Compromise plan on circumcision of girls gets little support

News  Chicago Tribune (Chicago), Page 1. Monday, 28 October 1996.

Tom Brune

REFUGEES' BELIEFS DON'T TRAVEL WELL

Defying new laws and an emotional international crusade, a group of Somali refugees here are clinging to tradition and insisting that their daughters undergo the ritual of genital cutting. As a result, a local public hospital faces a major dilemma.

Over the past two years, some Somali and other refugees have asked physicians at Harborview Medical Center about performing the rite, which some call female circumcision, but opponents condemn as female genital mutilation.

The question came up when doctors routinely asked expectant refugee mothers if they wanted their baby circumcised if it was a boy. Some mothers responded, Yes, and also if it is a girl.

This summer the hospital, which has a long history of sensitivity to diverse cultures and customs, convened a committee of doctors to discuss what to do about the requests. Their proposed compromise is to offer a simple, symbolic cut.

When that suggestion became public however, it threw the liberal city into turmoil.

How dare it even cross their mind, said Meserak Ramsey, an Ethiopian immigrant whose San Jose-based group, Forward USA, seeks to eliminate the ritual completely. What the Somalis, what the immigrants like me need is an education, not sensitivity to culture.

Yet the desire by some refugee parents for the practice persists, even though the Somali community there has essentially agreed that the practice should be ended, said Hersi Mohamed, a Somali elder.

You cannot take away the rights of families and women, Mohamed said. As leaders and elders of the community we cannot force a mother to accept the general idea of the community. She can say, `I want my girl to have letting of blood.'

Though this is an issue physicians and hospitals across the country likely are facing, Harborview is the only one to discuss the problem openly as a public health issue, rather than treating it simply as an outdated, barbaric rite that should be banned.

The issue of female genital cutting has taken on a high profile recently.

Earlier this year the U.S. government granted asylum to a young woman from Togo who said she would be cut if she returned to her country. In September, the United States joined Canada, Franceand a few other nations in outlawing the practice.

The new federal law, which goes into effect next April, sets a prison sentence of up to 5 years for anyone who circumcises, excises or infibulates the genitals of girls under age 18. Infibulation is the process in which the vagina is sewn shut except fora small opening.

Some 150,000 females of African origin in the United States have been cut, or face the possibility of being cut, according to an estimate by the Centers for Disease Control and Prevention in Atlanta.

The ritual continues in about three dozen countries in Africa, the Middle East and Southeast Asia. The World Health Organization estimates that as many as 120 million women have been cut.

A rite of passage, the cutting usually is performed on girls ages 4 to 10. It can involve a simple nick or the more drastic slicing away of all or part of genitals, including the clitoris and labia, usually without an anesthetic.

Ramsey, who says she underwent a painful cutting at age 6, said the practice causes physical and psychological problems, loss of sexuality, difficult childbirths and constant pain. Some young women have died from shock or loss of blood.

The physicians committee at Harborview says its suggestion is an attempt to offer a way to save girls from the most drastic forms of the rite.

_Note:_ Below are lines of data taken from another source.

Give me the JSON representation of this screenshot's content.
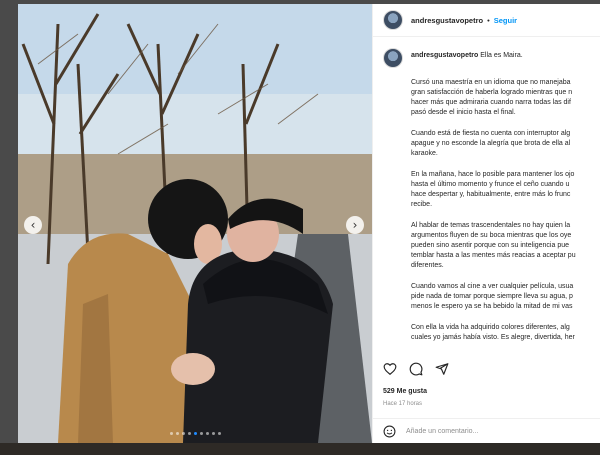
{
  "post": {
    "username": "andresgustavopetro",
    "separator": "•",
    "follow_label": "Seguir",
    "caption_title": "Ella es Maira.",
    "caption_paragraphs": [
      "Cursó una maestría en un idioma que no manejaba\ngran satisfacción de haberla logrado mientras que n\nhacer más que admiraria cuando narra todas las dif\npasó desde el inicio hasta el final.",
      "Cuando está de fiesta no cuenta con interruptor alg\napague y no esconde la alegría que brota de ella al\nkaraoke.",
      "En la mañana, hace lo posible para mantener los ojo\nhasta el último momento y frunce el ceño cuando u\nhace despertar y, habitualmente, entre más lo frunc\nrecibe.",
      "Al hablar de temas trascendentales no hay quien la\nargumentos fluyen de su boca mientras que los oye\npueden sino asentir porque con su inteligencia pue\ntemblar hasta a las mentes más reacias a aceptar pu\ndiferentes.",
      "Cuando vamos al cine a ver cualquier película, usua\npide nada de tomar porque siempre lleva su agua, p\nmenos le espero ya se ha bebido la mitad de mi vas",
      "Con ella la vida ha adquirido colores diferentes, alg\ncuales yo jamás había visto. Es alegre, divertida, her"
    ],
    "likes_label": "529 Me gusta",
    "time_label": "Hace 17 horas",
    "comment_placeholder": "Añade un comentario...",
    "nav_prev": "‹",
    "nav_next": "›",
    "carousel_count": 9,
    "carousel_active_index": 4
  },
  "icons": {
    "like": "heart-icon",
    "comment": "comment-icon",
    "share": "send-icon",
    "emoji": "smiley-icon"
  },
  "colors": {
    "follow": "#0095f6",
    "active_dot": "#1f8bff"
  }
}
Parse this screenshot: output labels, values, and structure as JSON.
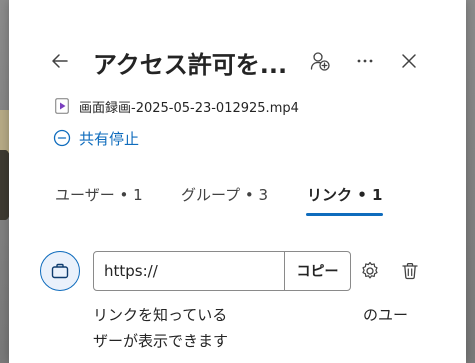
{
  "dialog": {
    "title": "アクセス許可を..."
  },
  "file": {
    "name": "画面録画-2025-05-23-012925.mp4"
  },
  "stop_sharing": {
    "label": "共有停止"
  },
  "tabs": [
    {
      "label": "ユーザー • 1"
    },
    {
      "label": "グループ • 3"
    },
    {
      "label": "リンク • 1"
    }
  ],
  "link": {
    "value": "https://",
    "copy_label": "コピー",
    "description_line1": "リンクを知っている",
    "description_line1_tail": "のユー",
    "description_line2": "ザーが表示できます"
  },
  "colors": {
    "accent": "#0f6cbd",
    "text": "#242424",
    "file_icon": "#7b3fbf"
  }
}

It would be a small cut to the prepuce, the hood above the clitoris, with no tissue excised, and this would be conducted under local anesthetic for children old enough to understand the procedure and give consent in combination with informed consent of the parents, said Harborview spokeswoman Tina Mankowski.

We are trying to provide a relatively safe procedure to a population of young women who traditionally have had some horrendous things done to them, she said, but added, We are not now doing female circumcisions at Harborview, nor are we considering doing female circumcisions.

Whether the proposal would be prohibited by the new law is one of the legal questions being reviewed by the Washington state attorney general. The hospital's medical director will make no final decision on the proposal until the legal review is completed and a communitywide discussion is held, Mankowski said.

The Seattle area is home to about 3,500 members of a fast-growing Somali community. Some Somali and other African immigrants here have made it clear how deeply ingrained the practice is in their cultural and religious views.

Somali men and women told The Seattle Times their daughters would be shamed, dishonored and unmarriageable if they were not cut, an act they believe shows their purity.

They also said that if they could not get it done in the U.S. they would pay the $1,500 fare to fly their daughters to their homeland, where they face the extreme version of the cutting ritual. Some, but not all, of them said a symbolic cut on their daughters would be enough.

Mohamed, executive director of the Somali group, Afrirelief and Development, said the community has held meetings to discuss the practice.

I think the prevailing concept about it is that it should be diminished as much as possible, and possibly eradicated as far as girls are concerned, he said.

However, he added, the fact that we came as refugees doesn't mean we are going to leave our culture overnight. The bad parts of our culture we will try to shake off, gradually. Now we are at a point as leaders and elders of the community negotiating with mothers.

We do have to understand that people have to abide by the law here. We did try to get across that very fact to the community. We said, This is the United States now. The laws are going to change, and we simply cannot practice.